Alvin Bragg didn't trust a grand jury to indict Daniel Penny for the death of Jordan Neely

In New York City, everybody but the richest few percent rides the subway, and they know how bad things have gotten in the wake Manhattan DA Alvin Bragg treating arrests as inequitable since African Americans are disproportionately arrested.

Jordan Neely died in a hospital after being subdued by Marine Corps veteran Daniel Penny with the help of two other passengers (who have not been charged).

Uncredited photo via The New York Post

Neely “avoid[ed] prison for allegedly slugging a 67-year-old woman in November 2021 during a psychotic episode” by agreeing to a plea deal. Despite a record of more than forty previous arrests, he was allowed to roam the streets, though he was to stay at Harbor House, where he could receive services. When he left there, Manhattan Supreme Court Justice Ellen Biben signed a warrant for his arrest on February 23.

Perhaps because police officers realize that arresting any black person can cause enormous career grief, Neely evaded arrest, even while riding subways and being visible on the streets. The justice system, in other words, completely failed to protect the public from a deranged, violent man. So, when riding the subway on May first and threatening passengers with violence, and assaulting some by throwing trash, it was only Daniel Penny who first took action to protect himself and fellow passengers.

As Andrea Widburg noted in her excellent coverage of the incident:

it’s theoretically possible that a chokehold could have killed Neely. Except that we know from the full video, rather than the parts the media focused on, that once Neely stopped screaming and fighting, Penny put him in a recovery position. This is inconsistent with intending to kill a man or believing you have killed him. Several people involved (many of whom thanked Penny) were certain that Neely was alive—and, indeed, Neely was alive, dying only at the hospital:



When DA Bragg indicted Penny, he avoided taking the case to a grand jury. I suspect he realized that most members of a Manhattan grand jury are subway riders, and might have even experienced a situation of being threatened on a subway car while on their way to the courthouse. He had reason to believe that a grand jury would not have returned an indictment.

So, just as he did with “Jose Alba, the bodega clerk charged with murder for fatally stabbing an ex-con who was assaulting him in the grocery,” his office issued the indictment on its own. Alba was sent to Riker’s Island, a notoriously violent and unsafe jail, only to be released when the public uproar grew deafening.

Daniel Penny, perhaps because he is white, has so far only been publicly excoriated by “activists” as probably racist, simply because he was a white man subduing a black man who died later. The vast majority of New Yorkers who will make up the jury pool for his trial, most of whom are fellow subway riders, are remaining silent. Literally, a silent majority.

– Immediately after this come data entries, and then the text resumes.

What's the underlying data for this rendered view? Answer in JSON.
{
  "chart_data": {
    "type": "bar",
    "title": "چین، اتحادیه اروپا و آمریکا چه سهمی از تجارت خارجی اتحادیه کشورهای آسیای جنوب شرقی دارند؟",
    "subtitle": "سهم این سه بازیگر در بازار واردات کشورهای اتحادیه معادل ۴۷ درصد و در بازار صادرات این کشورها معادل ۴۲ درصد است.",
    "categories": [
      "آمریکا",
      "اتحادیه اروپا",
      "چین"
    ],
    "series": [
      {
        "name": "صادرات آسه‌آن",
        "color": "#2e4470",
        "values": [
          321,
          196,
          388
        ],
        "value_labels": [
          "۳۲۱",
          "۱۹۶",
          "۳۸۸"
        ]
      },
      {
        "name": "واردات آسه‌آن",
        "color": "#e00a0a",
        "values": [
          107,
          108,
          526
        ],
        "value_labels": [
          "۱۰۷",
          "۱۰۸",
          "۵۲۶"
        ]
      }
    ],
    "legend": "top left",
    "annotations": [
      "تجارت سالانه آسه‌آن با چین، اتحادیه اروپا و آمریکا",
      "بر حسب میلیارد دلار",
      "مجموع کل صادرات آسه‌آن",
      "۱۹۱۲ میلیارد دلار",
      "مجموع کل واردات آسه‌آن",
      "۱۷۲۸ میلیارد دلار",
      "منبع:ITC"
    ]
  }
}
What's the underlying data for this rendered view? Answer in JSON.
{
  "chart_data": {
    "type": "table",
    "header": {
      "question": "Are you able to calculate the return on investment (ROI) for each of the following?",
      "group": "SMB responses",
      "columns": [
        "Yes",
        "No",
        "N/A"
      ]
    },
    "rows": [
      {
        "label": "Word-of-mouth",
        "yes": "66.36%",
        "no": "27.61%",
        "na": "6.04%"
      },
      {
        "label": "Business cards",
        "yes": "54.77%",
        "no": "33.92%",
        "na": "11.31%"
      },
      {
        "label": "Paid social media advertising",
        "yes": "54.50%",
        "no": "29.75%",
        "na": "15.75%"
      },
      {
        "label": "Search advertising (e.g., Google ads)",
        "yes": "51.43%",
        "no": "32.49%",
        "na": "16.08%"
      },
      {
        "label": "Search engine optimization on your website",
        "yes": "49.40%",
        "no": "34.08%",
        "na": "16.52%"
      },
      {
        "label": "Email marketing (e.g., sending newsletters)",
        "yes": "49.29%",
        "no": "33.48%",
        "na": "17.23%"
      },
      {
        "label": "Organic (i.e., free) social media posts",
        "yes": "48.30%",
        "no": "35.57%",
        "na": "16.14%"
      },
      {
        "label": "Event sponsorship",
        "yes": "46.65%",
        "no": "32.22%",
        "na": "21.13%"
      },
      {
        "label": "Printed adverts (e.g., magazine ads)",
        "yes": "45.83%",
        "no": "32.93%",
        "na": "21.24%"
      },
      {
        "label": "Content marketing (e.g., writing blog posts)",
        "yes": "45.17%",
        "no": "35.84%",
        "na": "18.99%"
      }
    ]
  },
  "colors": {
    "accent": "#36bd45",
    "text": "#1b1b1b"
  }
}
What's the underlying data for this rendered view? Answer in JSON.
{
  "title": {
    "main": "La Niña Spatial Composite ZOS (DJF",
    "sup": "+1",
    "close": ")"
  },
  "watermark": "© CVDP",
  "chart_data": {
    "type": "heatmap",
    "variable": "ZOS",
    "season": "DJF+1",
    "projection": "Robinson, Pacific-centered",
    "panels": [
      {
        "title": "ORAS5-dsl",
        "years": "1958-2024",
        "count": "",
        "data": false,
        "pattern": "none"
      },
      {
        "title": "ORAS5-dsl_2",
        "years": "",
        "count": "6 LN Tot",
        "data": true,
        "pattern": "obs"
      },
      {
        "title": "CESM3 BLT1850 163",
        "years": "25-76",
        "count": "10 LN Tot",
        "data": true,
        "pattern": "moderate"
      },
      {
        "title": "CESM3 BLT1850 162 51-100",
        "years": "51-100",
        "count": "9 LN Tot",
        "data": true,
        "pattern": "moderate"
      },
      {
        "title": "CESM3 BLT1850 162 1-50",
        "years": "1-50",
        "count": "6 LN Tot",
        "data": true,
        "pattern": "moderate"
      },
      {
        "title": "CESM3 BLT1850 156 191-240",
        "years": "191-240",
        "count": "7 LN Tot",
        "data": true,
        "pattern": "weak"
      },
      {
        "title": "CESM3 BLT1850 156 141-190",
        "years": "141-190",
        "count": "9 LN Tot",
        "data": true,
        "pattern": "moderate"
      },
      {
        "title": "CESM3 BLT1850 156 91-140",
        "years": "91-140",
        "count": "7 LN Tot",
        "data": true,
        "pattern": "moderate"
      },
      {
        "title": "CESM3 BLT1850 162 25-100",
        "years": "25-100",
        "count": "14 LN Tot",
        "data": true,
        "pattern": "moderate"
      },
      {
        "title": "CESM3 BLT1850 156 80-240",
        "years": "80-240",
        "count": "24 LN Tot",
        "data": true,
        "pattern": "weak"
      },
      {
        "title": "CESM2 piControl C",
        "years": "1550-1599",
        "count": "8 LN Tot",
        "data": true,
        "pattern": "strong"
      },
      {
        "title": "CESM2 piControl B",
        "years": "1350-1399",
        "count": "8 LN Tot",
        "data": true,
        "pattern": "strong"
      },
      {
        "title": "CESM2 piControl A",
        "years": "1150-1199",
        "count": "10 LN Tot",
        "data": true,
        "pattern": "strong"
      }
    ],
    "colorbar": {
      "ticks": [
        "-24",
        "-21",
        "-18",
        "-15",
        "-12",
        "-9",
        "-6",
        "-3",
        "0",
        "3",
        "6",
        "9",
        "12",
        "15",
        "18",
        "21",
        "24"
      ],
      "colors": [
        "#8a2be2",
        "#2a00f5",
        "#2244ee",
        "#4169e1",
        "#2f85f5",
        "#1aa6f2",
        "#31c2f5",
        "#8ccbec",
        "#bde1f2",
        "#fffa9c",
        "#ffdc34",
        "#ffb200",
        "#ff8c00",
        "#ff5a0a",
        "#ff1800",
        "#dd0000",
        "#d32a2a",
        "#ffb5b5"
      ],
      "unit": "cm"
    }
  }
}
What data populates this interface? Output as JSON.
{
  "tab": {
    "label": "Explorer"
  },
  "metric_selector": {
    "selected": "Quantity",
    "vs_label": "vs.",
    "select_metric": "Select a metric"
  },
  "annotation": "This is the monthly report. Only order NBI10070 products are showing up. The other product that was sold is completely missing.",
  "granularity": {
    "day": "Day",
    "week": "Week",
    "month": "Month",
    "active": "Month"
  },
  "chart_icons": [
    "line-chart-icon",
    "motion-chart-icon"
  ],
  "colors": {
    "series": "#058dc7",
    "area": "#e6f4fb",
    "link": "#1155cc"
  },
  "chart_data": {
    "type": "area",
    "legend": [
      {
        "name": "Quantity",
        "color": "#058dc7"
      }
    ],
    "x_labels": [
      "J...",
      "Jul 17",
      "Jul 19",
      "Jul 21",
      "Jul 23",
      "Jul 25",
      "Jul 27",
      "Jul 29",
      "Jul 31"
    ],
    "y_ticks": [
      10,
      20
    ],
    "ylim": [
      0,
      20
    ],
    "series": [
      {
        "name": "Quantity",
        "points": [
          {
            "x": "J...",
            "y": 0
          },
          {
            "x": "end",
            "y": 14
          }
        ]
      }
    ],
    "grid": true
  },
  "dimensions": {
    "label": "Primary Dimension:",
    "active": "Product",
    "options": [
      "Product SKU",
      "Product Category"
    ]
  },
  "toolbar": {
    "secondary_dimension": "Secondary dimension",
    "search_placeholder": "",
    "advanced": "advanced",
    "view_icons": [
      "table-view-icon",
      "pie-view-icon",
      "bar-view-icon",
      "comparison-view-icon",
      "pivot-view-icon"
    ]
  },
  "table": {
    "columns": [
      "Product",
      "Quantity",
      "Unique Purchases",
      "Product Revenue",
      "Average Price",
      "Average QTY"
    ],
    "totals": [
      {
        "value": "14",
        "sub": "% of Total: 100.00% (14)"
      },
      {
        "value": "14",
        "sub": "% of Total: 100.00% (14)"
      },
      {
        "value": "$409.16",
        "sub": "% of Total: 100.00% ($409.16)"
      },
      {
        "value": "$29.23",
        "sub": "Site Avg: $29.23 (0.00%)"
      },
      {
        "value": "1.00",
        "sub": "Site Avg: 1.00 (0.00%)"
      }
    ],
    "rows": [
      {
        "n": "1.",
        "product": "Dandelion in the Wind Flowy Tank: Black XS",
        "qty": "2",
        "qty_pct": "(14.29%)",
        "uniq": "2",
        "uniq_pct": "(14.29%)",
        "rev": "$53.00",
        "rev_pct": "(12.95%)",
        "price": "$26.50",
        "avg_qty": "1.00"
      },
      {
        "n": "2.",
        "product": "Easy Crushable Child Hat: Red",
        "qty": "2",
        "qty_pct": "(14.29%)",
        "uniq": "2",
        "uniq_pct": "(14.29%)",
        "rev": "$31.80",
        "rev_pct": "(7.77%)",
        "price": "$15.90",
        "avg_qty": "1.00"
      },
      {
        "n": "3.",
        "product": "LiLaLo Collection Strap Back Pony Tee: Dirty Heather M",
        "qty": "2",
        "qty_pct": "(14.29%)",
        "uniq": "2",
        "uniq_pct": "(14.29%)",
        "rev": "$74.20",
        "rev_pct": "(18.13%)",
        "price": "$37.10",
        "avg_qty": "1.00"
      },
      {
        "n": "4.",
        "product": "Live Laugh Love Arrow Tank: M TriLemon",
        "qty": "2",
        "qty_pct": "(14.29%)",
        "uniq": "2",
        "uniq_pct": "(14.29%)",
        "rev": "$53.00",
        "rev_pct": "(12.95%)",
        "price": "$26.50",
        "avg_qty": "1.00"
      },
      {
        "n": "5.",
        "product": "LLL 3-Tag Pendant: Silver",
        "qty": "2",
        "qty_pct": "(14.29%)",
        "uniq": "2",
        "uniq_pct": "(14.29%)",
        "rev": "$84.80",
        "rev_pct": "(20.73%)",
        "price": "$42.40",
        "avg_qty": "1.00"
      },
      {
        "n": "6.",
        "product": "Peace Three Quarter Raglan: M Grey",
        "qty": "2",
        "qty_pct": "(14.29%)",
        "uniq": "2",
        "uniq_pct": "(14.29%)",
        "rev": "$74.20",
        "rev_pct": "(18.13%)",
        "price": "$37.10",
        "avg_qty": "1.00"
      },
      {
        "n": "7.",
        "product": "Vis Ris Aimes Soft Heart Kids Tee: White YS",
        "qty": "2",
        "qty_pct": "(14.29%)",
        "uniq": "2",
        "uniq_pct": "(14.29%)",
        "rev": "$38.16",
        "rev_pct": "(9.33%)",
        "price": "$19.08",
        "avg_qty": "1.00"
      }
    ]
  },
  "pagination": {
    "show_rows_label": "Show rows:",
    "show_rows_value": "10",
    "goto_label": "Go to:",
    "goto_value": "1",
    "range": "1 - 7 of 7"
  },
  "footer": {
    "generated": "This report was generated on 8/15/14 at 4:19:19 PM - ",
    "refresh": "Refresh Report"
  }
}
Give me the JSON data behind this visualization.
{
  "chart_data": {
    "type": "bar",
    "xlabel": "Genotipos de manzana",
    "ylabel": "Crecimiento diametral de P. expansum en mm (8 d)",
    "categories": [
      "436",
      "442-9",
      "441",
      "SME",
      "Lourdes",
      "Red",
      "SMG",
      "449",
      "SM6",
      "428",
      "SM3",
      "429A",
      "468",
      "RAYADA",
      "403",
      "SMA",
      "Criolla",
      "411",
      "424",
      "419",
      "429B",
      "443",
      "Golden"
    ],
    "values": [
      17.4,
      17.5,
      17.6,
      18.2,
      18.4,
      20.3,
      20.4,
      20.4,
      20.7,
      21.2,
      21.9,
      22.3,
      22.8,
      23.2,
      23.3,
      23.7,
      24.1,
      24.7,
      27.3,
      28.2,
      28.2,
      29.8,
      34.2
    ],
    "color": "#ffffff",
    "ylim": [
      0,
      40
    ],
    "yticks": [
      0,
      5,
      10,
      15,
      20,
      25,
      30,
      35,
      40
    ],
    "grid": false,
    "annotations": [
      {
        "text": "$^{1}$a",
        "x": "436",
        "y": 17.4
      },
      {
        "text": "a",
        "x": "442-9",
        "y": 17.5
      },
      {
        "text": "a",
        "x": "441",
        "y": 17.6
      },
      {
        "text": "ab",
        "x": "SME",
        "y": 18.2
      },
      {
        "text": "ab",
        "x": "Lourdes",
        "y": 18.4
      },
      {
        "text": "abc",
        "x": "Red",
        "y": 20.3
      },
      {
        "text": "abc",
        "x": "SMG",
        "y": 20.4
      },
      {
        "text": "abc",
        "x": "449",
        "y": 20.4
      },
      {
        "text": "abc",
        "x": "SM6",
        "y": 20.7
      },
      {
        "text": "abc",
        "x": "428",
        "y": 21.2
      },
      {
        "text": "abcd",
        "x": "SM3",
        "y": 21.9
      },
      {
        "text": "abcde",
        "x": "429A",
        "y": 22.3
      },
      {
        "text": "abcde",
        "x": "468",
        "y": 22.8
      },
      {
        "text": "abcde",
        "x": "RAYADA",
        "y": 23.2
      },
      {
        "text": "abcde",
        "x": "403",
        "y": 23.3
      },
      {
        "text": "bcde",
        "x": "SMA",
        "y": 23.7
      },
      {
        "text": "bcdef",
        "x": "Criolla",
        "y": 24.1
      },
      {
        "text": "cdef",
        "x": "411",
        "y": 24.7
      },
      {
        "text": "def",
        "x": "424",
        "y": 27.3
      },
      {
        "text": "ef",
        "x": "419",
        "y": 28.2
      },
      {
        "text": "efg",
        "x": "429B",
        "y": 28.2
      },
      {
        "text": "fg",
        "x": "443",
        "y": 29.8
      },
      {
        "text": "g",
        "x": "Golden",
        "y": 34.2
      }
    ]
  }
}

I am afraid it will take a jury trial for Penny to receive justice for his heroic acts that ended badly for the offender. He will need capable (and expensive) counsel.

You can contribute to Daniel Penny's legal defense fund here.

I’d like to see Bragg repeat what he did in the case of Jose Alba and simply drop the charges because of the obvious injustice or prosecuting an act of self-defense. Large demonstrations might help convince him, but so far, they have not taken place. Unless the silent majority wakes up and realizes it has to encourage, not punish good Samaritans who protect fellow passengers from scary and violent lunatics, the city and its transportation system will only get scarier and more hazardous.